On peut en dire autant des mœurs de l’université de Groningue. Les étudians appartiennent bien à une classe aisée, mais leurs familles sont moins riches que celles des étudians de Leyde. Obligés de se faire une position ; ils connaissent déjà la valeur du temps. La plupart forment entre eux des sociétés littéraires et savantes, dans lesquelles ils s’exercent à cultiver le sentiment du beau et de l’utile[1]. Ce goût des sciences appliquées est d’ailleurs dans le caractère de la race frisonne, à laquelle les habitans de la province de Groningue se rattachent par des traits reconnaissables. La ville subit elle-même cette direction sérieuse et honorable. J’ai visité, durant mon séjour à Groningue, un établissement dans lequel se donnent des cours publics. Ces cours s’adressent à la classe bourgeoise et même à une partie de la classe ouvrière. Quatre fois par an, on tient des séances auxquelles assistent les femmes. Ces jours-là, la salle, si vaste qu’elle soit, se trouve toujours pleine. Cette société, fondée pour la propagation des sciences exactes, existe depuis cinquante-cinq ans. J’ai été surpris d’y rencontrer une curieuse collection d’insectes, surtout de papillons indigènes, faite par le concierge. Le goût de l’histoire naturelle a pénétré ici dans tous les rangs.

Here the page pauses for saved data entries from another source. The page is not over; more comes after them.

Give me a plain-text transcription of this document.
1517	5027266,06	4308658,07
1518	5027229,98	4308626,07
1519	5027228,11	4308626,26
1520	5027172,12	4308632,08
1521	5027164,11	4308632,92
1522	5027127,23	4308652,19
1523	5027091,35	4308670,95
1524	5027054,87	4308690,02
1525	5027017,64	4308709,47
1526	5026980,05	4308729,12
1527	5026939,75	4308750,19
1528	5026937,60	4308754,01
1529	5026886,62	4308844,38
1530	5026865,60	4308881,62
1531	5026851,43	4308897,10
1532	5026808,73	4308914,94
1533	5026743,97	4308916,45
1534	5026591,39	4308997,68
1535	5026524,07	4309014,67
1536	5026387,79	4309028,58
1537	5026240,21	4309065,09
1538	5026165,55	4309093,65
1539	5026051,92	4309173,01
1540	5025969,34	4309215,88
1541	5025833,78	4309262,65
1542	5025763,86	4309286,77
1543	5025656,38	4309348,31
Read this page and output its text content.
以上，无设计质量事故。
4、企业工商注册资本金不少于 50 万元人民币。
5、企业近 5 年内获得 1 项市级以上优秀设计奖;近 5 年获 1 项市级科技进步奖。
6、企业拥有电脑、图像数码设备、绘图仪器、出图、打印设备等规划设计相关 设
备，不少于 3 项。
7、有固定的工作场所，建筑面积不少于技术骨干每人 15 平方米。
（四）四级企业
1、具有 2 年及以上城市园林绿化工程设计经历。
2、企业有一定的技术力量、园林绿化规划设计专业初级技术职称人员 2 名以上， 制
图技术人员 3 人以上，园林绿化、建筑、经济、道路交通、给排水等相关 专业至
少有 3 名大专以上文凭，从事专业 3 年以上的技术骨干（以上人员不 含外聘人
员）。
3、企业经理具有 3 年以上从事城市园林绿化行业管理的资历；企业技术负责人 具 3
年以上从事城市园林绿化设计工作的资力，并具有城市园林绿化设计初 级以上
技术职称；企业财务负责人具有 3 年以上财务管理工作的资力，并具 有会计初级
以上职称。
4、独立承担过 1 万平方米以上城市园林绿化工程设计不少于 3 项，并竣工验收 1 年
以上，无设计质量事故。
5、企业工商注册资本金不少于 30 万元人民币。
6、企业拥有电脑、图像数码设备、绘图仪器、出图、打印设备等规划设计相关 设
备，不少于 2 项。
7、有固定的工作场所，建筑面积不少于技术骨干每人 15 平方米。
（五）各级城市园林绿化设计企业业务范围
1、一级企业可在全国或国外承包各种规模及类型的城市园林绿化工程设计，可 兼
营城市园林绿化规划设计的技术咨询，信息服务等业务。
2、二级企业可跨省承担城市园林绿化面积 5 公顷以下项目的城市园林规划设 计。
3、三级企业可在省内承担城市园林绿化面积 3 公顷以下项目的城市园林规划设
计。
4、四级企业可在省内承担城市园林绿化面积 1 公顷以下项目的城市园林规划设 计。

La théologie de Groningue a fait école ; nous ne doutons point qu’elle n’exerce à son tour une action sur le mouvement littéraire. On se demande seulement si entre deux influences religieuses, il n’y aurait point place dans la Néerlande pour une littérature nationale, qui, éclairée au rayon du bon sens populaire, aux souvenirs de la gloire, maritime, à l’histoire vivante des mœurs contemporaines, s’affranchirait de toute direction mystique. La race batave est douée d’une originalité forte : en s’étudiant elle-même, en

  1. Dans les trois universités, le nombre proportionnel des élèves catholiques est infiniment faible. Il résulte de là pour les catholiques hollandais une condition d’infériorité intellectuelle. Ces derniers figurent dans la population générale des Pays-Bas pour plus des deux cinquièmes ; ils sont donc presque égaux en nombre, mais non en lumières.